Alheia à presença da criança, a Irmã diz:
— Registre o nojo da senhorita Sancia.
A caneta na mão de Nestha, a outra Irmã de Ferro, se põe em movimento.
Sancia sorri; nada agradável, iguala-se mais a rigor mortis.
— Ora, não estou sendo exagerada. – Ela aponta com o indicador direito para a criança de cinco anos. – Esta menina é diferente, ela é uma híbrida, e duplicata, pessoas matarão por seu sangue. Temos que protegê-la, porque será o mesmo que nos proteger...
— Basta - a Irmã ergue a palma da mão destra. - Marquei este encontro porque ninguém melhor do que você sabe com o que estamos lindando, mas agora vejo que sua culpa se sobrepõe ao interesse comum.
A bruxa, Sancia, fecha os olhos. Leva uma eternidade de segundos até que volta a falar.
— Arantha será a primeira a vir atrás de María.

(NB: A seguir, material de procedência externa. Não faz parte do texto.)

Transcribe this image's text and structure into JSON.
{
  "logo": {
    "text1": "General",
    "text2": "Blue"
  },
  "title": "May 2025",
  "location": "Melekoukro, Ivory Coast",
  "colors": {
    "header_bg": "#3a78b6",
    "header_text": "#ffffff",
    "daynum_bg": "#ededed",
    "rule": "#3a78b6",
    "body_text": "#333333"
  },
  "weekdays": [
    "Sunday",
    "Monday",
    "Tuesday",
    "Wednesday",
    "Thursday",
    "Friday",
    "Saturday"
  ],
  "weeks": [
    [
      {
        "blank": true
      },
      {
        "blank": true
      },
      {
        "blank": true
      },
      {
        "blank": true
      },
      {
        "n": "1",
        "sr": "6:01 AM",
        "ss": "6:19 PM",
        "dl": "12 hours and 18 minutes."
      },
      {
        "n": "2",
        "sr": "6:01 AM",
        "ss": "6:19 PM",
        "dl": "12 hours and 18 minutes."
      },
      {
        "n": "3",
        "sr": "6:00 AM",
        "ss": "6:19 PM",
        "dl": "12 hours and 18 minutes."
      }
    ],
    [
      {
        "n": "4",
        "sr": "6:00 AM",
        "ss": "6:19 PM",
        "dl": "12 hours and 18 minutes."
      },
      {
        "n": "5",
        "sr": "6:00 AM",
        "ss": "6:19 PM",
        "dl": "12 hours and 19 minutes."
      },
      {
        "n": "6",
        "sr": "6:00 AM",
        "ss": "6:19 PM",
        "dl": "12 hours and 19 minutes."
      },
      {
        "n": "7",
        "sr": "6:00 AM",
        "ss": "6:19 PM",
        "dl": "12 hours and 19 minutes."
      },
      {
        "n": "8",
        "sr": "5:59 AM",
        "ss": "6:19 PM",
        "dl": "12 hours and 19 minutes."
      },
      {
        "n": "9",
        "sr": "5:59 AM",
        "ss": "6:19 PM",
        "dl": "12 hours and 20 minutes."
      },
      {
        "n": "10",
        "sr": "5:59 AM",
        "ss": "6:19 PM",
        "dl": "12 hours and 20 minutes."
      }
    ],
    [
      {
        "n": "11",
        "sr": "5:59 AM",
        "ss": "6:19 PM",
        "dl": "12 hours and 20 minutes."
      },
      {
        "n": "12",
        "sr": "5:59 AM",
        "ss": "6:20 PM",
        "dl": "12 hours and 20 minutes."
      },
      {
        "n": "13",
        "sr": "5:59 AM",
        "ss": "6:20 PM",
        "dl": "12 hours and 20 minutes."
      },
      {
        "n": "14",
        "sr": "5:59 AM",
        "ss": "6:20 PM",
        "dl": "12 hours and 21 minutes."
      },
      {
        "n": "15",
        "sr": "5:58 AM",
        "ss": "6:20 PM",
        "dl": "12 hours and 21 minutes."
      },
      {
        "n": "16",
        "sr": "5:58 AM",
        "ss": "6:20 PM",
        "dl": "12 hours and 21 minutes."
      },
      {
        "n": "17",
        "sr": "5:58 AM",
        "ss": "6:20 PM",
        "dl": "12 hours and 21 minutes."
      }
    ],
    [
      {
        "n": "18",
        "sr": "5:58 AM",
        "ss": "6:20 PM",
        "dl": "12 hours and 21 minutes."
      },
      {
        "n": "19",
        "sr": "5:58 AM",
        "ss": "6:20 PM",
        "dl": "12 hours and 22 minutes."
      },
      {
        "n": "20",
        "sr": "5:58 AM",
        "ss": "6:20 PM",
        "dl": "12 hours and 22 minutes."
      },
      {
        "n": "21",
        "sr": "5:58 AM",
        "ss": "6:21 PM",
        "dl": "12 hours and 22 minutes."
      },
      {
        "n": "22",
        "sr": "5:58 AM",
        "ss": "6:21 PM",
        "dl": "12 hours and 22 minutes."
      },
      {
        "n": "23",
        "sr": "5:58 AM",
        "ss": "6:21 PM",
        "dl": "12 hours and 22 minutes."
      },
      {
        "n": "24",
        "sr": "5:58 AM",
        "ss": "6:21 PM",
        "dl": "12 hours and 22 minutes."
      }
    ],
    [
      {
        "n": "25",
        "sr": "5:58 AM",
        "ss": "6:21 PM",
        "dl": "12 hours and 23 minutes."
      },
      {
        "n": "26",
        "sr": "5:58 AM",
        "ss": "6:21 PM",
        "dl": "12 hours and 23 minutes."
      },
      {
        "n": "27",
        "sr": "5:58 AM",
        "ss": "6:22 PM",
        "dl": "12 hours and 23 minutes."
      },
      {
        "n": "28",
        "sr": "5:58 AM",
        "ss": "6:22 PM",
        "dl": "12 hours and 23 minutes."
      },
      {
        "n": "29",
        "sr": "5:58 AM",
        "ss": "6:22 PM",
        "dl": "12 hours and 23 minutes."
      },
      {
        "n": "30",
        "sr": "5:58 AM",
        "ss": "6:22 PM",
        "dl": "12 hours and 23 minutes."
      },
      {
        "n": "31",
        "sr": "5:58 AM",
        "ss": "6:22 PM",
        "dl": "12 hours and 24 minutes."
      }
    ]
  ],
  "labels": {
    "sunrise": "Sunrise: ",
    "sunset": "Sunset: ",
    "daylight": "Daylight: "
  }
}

É quem devemos cuidar em prioridade.
A Irmã de Ferro aquiesce. Como uma mortalha-viva, ela avança até seu destino em passos silenciosos e flutuantes, parando defronte aos livros da estante que cobria a parede oeste do escritório. Ela retira um grimório de capa cinza e surrada; Arantha é quem será engolida.
A irmã oferece o grimório para Sancia.
— Faça bom uso, e devolva quando acabar.
— O que será da criança? - Ela apanha o grimório com ambas as mãos firmes, e o enfia num bolso largo do lado externo da bolsa de carteiro que carrega.
— O destino sabe, Sancia, e isso basta.